La mission de la KFOR a déclaré qu'elle n'était pas dans la zone où trois policiers du Kosovo, comme on l'appelle la KFOR, ont été arrêtés mercredi par les troupes serbes. Dans un communiqué de presse, la KFOR a écrit jeudi qu'elle avait envoyé une équipe dans la région et établi des contacts avec des représentants des autorités du Kosovo et de la Serbie. “KFOR [...]
“La KFOR est également en contact régulier avec la mission EULEX pour l'État de droit dirigée par l'UE. Nous appelons les parties à réduire immédiatement les tensions et à s'abstenir d'actions unilatérales, ce qui pourrait conduire à une nouvelle escalade du”, a déclaré le communiqué.
La KFOR a déclaré qu'elle suit la situation et qu'elle continue de s'acquitter de son mandat, conformément à la résolution 1244 du Conseil de sécurité des Nations unies.
Les États-Unis ont exigé que les policiers enlevés soient libérés sans condition.
Le Premier ministre Albin Kurti a critiqué le silence de la KFOR dans l'affaire, affirmant qu'il avait pour mandat d'empêcher l'enlèvement.
Nous attendons toujours la responsabilité effective de la KFOR dans l'exercice de sa fonction de défense en ordonnant à la Serbie de ramener la police kidnappée et de punir cette violation flagrante de l'intégrité territoriale, de la souveraineté, mais aussi de l'article 4 de l'Accord de Kumanovo.

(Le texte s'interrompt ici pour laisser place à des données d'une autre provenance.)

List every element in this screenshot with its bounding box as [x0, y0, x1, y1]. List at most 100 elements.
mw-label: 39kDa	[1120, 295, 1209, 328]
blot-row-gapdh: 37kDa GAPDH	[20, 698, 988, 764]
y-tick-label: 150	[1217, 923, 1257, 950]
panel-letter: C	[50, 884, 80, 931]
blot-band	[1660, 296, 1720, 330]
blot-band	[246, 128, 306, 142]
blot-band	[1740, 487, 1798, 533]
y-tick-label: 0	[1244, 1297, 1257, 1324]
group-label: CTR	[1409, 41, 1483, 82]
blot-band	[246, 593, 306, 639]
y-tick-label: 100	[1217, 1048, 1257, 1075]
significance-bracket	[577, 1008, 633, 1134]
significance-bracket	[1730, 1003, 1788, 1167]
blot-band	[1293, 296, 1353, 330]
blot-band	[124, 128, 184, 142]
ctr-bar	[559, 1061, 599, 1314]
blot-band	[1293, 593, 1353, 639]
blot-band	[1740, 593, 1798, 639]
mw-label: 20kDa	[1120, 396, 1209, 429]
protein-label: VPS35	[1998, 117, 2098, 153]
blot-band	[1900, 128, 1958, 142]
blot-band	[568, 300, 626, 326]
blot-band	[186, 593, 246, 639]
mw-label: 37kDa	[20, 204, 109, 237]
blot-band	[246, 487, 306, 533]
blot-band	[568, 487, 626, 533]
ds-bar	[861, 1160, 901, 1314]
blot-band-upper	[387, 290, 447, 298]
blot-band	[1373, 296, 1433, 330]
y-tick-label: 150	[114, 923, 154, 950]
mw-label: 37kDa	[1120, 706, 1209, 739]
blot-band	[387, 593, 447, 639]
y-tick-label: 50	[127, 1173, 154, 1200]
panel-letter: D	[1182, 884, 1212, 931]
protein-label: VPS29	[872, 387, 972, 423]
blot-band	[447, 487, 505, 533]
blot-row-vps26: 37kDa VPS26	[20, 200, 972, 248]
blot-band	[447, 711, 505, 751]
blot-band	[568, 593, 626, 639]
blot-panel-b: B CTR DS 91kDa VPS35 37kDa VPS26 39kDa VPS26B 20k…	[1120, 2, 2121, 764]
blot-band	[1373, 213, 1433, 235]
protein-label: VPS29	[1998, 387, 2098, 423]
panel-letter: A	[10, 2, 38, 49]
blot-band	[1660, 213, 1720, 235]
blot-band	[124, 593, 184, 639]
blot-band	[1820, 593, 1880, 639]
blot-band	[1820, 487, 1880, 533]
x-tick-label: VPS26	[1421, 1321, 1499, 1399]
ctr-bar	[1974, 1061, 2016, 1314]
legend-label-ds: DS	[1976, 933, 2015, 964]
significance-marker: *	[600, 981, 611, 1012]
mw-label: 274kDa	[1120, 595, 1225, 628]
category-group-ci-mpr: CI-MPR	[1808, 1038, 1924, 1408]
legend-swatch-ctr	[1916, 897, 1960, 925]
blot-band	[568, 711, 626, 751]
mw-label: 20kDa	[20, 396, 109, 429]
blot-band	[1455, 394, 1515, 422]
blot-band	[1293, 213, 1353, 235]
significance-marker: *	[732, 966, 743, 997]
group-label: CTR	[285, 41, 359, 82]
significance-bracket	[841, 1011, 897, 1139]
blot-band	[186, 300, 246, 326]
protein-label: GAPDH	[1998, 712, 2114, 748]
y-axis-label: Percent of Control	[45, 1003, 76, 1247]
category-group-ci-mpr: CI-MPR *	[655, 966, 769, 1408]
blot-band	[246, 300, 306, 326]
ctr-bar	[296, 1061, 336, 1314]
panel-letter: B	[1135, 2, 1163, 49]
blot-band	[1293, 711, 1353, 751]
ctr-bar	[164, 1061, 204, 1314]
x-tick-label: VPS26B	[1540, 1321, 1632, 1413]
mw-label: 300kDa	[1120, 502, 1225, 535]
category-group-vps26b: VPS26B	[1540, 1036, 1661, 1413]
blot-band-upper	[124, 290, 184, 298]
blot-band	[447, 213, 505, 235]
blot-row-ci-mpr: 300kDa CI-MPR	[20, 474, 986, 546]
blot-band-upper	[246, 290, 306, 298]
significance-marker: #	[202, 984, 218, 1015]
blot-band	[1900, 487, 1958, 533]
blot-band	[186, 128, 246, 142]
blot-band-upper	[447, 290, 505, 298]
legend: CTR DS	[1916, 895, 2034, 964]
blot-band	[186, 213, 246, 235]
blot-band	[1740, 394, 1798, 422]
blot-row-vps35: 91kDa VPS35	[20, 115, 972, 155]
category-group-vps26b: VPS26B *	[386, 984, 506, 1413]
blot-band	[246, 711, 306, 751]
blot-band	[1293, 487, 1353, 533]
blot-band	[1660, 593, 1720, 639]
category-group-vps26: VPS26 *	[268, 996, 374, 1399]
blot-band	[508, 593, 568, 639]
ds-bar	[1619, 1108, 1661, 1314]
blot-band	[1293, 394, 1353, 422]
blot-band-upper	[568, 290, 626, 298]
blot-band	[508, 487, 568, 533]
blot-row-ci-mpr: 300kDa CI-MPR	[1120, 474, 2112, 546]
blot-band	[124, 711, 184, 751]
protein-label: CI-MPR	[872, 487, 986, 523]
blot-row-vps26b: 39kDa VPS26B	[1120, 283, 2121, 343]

Le 4ème point du 9 juin 1999. La KFOR ne devrait donc pas se taire ni être humble contre l'attaque d'enlèvement qui avait pour mandat de prévenir. Si vous tournez ce silence vers la norme, et une certaine soumission silencieuse connue par la loi, alors laissons-le nous dire ouvertement, et il niera une responsabilité internationale qui devait effectivement se réunir”, a déclaré Kurti à l'Assemblée jeudi soir.